Yuckfu Dev Diary #8 – Details, Details, Details and a Gameplay Video
In my last post I said I’d add some exhaust streams to my robot. I also said I’d use particles for that. Well, I didn’t. I spent several hours trying to get it right, but it always looked like my robot’s taking a bubble bath instead of riding on a powerful jet engine. I ended up using a single alpha blended sprite for each of the streams. This may sound cheap but actually looks really good.
As you will see in the following video, I did use particles for another effect: the huge explosion you’ll face every time you loose. Since there really is no way to “win” this game, I at least wanted to make the Game Over as visually appealing as possible. I also added a start animation – the robot now launches like a real rocket from a girder that is disconnected just after the engines have warmed up.
Yuckfu for iPhone – Gameplay Video from Dominic Szablewski on Vimeo.
This video shows the game in its current state – it is by no means final. There’s still a lot of stuff missing: a properly designed HUD, effects when crates are collected or new ones spawn and of course: sound! I can’t really talk about sound yet, because I haven’t done anything so far. The only thing I can tell you is that Yuckfu will have sound and music. Hopefully.
Read on for some more in depth (and embarrassing) game developer geekery.
iPhone Screen/Game Recording
As far as I know there is no application or (consumer available) hardware that captures video directly from the iPhone. So the above video is in fact captured from the iPhone simulator, which runs a recording of a game that I played on real hardware. This recorded game, or replay, is saved in a small binary file of about 20KB, where the position of the robot, the state of its thruster and various events (spawning crates etc.) are saved 15 times a second. This relatively low sample rate works quite fine for Yuckfu – there are no sudden movements possible, so the position of the player can easily be interpolated.

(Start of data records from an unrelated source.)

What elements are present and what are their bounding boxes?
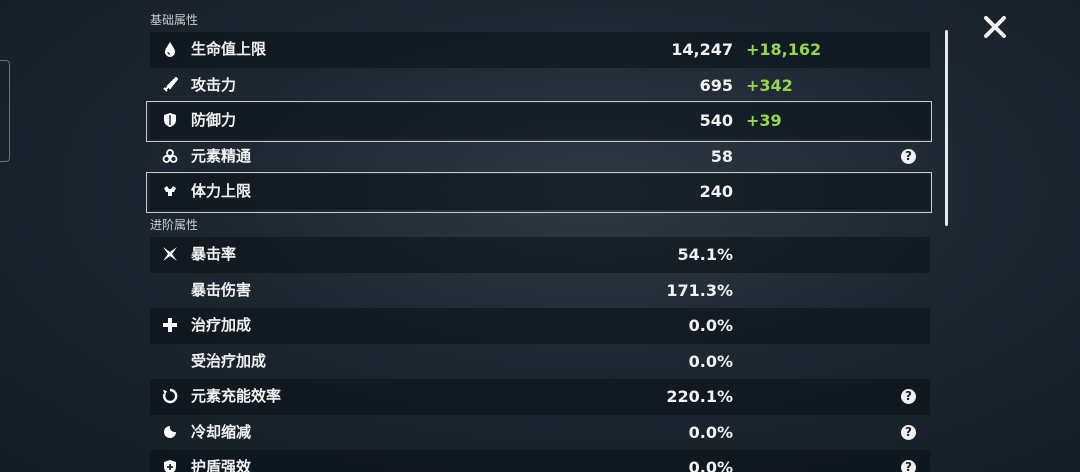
stat-row: 冷却缩减 0.0%?: [150, 415, 930, 451]
stat-value: 0.0%: [688, 458, 733, 472]
left-tab: [0, 60, 10, 162]
stat-value: 54.1%: [677, 245, 733, 264]
stat-icon: [162, 388, 178, 404]
section-title: 基础属性: [150, 13, 199, 27]
help-icon[interactable]: ?: [901, 148, 916, 164]
stat-row: 元素充能效率 220.1%?: [150, 379, 930, 415]
stat-value: 0.0%: [688, 422, 733, 442]
stat-icon: [162, 148, 178, 163]
stat-name: 治疗加成: [191, 316, 252, 334]
row-outline: [146, 171, 932, 213]
row-outline: [146, 100, 932, 142]
stat-value: 695: [699, 75, 733, 95]
stat-row: 护盾强效 0.0%?: [150, 450, 930, 472]
stat-name: 生命值上限: [191, 40, 267, 58]
stat-row: 防御力 540 +39: [150, 103, 930, 139]
stat-icon: [164, 113, 176, 127]
stat-icon: [163, 76, 178, 92]
close-button[interactable]: [983, 15, 1007, 39]
stat-name: 体力上限: [191, 182, 252, 200]
section-title: 进阶属性: [150, 218, 199, 232]
stat-bonus: +39: [746, 111, 782, 130]
stat-value: 540: [699, 111, 733, 130]
stat-icon: [164, 425, 176, 438]
stat-row: 暴击率 54.1%: [150, 237, 930, 273]
stat-value: 0.0%: [688, 351, 733, 371]
stat-row: 受治疗加成 0.0%: [150, 344, 930, 380]
stat-name: 冷却缩减: [191, 422, 252, 441]
stat-value: 220.1%: [666, 387, 733, 406]
stat-name: 受治疗加成: [191, 351, 267, 370]
stat-row: 元素精通 58?: [150, 139, 930, 175]
stat-value: 240: [699, 182, 733, 201]
stat-row: 治疗加成 0.0%: [150, 308, 930, 344]
stat-row: 体力上限 240: [150, 174, 930, 210]
stat-row: 暴击伤害 171.3%: [150, 273, 930, 309]
stat-row: 生命值上限 14,247 +18,162: [150, 32, 930, 68]
stat-name: 暴击率: [191, 245, 237, 263]
stat-icon: [164, 186, 176, 196]
stat-icon: [164, 460, 176, 472]
scrollbar: [945, 30, 948, 226]
stat-name: 元素精通: [191, 146, 252, 165]
stat-value: 0.0%: [688, 316, 733, 335]
stat-icon: [165, 42, 175, 57]
stat-name: 元素充能效率: [191, 387, 282, 405]
stat-name: 护盾强效: [191, 458, 252, 472]
stat-value: 171.3%: [666, 280, 733, 300]
stat-value: 14,247: [671, 40, 733, 59]
help-icon[interactable]: ?: [901, 389, 916, 404]
stat-bonus: +18,162: [746, 40, 822, 59]
stat-icon: [163, 247, 177, 261]
stat-icon: [163, 318, 177, 332]
stat-name: 防御力: [191, 111, 237, 129]
stat-name: 暴击伤害: [191, 280, 252, 299]
stat-name: 攻击力: [191, 75, 237, 94]
stat-bonus: +342: [746, 75, 793, 95]
help-icon[interactable]: ?: [901, 460, 916, 472]
help-icon[interactable]: ?: [901, 424, 916, 440]
stat-row: 攻击力 695 +342: [150, 68, 930, 104]
stat-value: 58: [710, 146, 733, 166]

There are still some artifacts visible in the video (crates not showing the collect animation, but simply disappearing) that I need to fix. The occasional stutter however is a result of the screen capture itself. In fact, I had to ask a friend with an iMac to capture the video for me, because my MacBook Air was dropping frames all over the place.
I programmed this replay recording functionality not only to be able to capture videos of the game; my initial intent was that these replays can be shared through the game on a public scoreboard. Therefore the size of these files really is an issue. I tried to keep the file format for the replays simple but also space efficient. Each frame consists of a flag stating if and what events happened and what data is to follow, i.e. just the players position, or also the coordinates for the next crate spawn. So each frame is 6 or 8 Bytes in size – I can live with that.
Particle Effects, the Explosion
I first experimented with the OpenGL ES Point Sprites (i.e.
GL_POINTS mode), which sadly turned out to be a waste of time. I can imagine some cases where point sprites might be of use, but for real 3D games (or even my 2.5D Yuckfu) I found the possibilities to be far too limited. You can’t control the rotation of your sprites and their size is independent from their z-position and can only be controlled indirectly.
I ended up drawing each sprite with a separate call to
glDrawArrays. With the 350 particles in my explosion, the bottleneck for performance lies elsewhere anyway: heavy overdraw. With so many transparent surfaces over each other you can quickly bring the iPhones graphics accelerator to its knees.
You might have noticed, that the explosion at the end not only consists of particles but also has a 3D-model of the blast wave – a technique that was used by games like Quake 2 (screenshot) or the N64-Version of Duke Nukem 3D (screenshot), but was later replaced by tons of particles. Some newer games however came back to using explosion models again. You can see them for example in Quake 4 (screenshot) if you look closely.
UV-mapping the explosions sphere actually wasn’t as easy as I first thought. Normally you’d cut the sphere on one side and then apply a nicely Mercator-mapped rectangular texture to it. But not me. I thought I could somehow circumvent the distortion on the poles by cutting my sphere into two halves, to create a circular UV map that could be repeated twice over the sphere. The texture I ended up with turned out to be a huge waste of space and is still distorted. Advice: don’t attempt to find new ways to solve problems that have been around for several hundred years. Also, read Wikipedia: Like all map projections that attempt to fit a curved surface onto a flat sheet, the shape of the map is a distortion (…). Yes, thank you.